Flip to the "Energy and Atmosphere" category's tab, and the first page will make any non-engineer glaze over.  "Form J1, Abridged Version of Manual J," is a complex spreadsheet (though far less complex than the non-abridged version, used for commercial buildings) which asks the user to input all the materials which create the building shell.  Not only must you know the number and size of the windows, but their insulation rating and the direction they face; not only the type of insulation, but the spacing of framing and the type of interior and exterior wall finishes.

Manual J, a tool developed by the HVAC industry, will then calculate the "heat load" of the house.  This important number allows the new heater to be sized just right -- whereas old rules of thumb, still used too frequently, would often result in the installation of a heater which over-consumed for the house's size and insulation level.  822 Cherry Street comes in at about 34,000 BTUs per hour – that's ¼ gallon of heating oil, and less than one-half the consumption of the one it replaced.

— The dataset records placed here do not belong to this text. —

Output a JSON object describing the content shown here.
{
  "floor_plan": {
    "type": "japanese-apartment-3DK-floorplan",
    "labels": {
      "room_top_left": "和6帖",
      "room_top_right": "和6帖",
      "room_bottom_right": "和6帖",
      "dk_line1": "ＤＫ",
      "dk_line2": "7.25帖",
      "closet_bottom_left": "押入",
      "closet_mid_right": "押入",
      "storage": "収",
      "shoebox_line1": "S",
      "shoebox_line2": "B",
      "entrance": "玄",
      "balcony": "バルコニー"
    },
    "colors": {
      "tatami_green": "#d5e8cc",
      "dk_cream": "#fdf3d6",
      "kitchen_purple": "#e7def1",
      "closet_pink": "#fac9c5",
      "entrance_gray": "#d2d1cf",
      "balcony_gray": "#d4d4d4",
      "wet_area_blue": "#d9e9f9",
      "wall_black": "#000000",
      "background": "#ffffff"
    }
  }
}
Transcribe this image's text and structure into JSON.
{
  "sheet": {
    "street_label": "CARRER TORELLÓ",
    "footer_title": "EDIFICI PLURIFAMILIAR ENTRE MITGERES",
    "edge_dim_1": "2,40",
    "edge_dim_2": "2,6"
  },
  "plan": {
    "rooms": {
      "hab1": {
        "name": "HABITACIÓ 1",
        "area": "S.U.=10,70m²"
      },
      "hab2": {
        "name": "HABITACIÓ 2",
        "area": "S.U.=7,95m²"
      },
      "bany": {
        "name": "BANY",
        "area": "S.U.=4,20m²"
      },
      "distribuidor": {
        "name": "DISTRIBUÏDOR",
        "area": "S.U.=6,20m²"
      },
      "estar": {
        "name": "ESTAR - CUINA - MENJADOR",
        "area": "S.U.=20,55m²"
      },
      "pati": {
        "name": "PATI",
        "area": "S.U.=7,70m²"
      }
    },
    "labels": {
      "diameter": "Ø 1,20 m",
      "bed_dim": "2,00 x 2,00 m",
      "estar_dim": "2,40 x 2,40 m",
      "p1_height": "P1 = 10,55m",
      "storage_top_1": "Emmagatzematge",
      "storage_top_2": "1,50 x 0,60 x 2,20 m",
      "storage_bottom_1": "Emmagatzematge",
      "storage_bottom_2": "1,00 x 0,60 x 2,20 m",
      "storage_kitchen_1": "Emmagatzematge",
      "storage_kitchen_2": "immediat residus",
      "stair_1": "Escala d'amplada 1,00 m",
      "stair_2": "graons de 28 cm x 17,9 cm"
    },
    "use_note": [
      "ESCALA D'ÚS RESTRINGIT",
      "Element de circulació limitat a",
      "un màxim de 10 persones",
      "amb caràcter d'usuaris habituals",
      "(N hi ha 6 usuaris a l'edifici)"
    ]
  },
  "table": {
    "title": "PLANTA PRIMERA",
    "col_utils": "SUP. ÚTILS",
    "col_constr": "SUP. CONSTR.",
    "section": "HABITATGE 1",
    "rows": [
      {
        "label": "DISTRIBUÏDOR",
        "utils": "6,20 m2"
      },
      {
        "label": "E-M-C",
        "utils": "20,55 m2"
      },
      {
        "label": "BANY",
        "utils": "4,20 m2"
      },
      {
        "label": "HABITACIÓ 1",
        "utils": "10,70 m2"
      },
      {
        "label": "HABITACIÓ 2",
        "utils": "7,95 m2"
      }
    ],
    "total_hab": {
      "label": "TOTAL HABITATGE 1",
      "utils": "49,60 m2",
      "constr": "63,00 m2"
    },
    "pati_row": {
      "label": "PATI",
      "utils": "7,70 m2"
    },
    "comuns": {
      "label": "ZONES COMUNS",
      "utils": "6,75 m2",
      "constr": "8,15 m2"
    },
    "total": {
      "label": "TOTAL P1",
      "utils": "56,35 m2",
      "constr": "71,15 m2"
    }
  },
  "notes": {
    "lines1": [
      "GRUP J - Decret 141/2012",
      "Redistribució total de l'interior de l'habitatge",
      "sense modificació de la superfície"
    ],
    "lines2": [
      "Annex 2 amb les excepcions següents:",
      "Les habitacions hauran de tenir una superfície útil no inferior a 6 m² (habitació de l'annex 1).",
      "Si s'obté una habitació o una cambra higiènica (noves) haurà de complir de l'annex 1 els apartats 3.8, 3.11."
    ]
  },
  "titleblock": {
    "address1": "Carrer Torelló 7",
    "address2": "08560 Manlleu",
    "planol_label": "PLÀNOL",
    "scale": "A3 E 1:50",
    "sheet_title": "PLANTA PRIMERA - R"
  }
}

Rehabs are tough!  Getting a hundred-year-old house up to current energy-efficient standards takes a tremendous amount of problem solving, custom carpentry, and patience.  That's why developers often bulldoze whole blocks of derelict properties and replace them with uglier modern housing.  It appears cheaper to build from the ground up on the developer's balance sheets, but that's only because the costs are externalized onto the rest of us: landfill space for the wreckage of an entire house, pollution from mining, manufacture, and transport of new materials, and lost employment when heavy machinery is substituted for workmanship.

We applaud Habitat for Humanity for restoring an old rowhouse to energy and quality standards that surpass much of what's built today.  And while many home builders use a LEED rating as a selling point, Habitat doesn't sell their homes on the conventional market.  Their choice to go through with the LEED rating process – requiring time, cost, and diligence – is a choice to do the right thing for its own sake.

We hope that in a decade or two, the entire construction market will have shifted so that green building is no longer the option, but the default.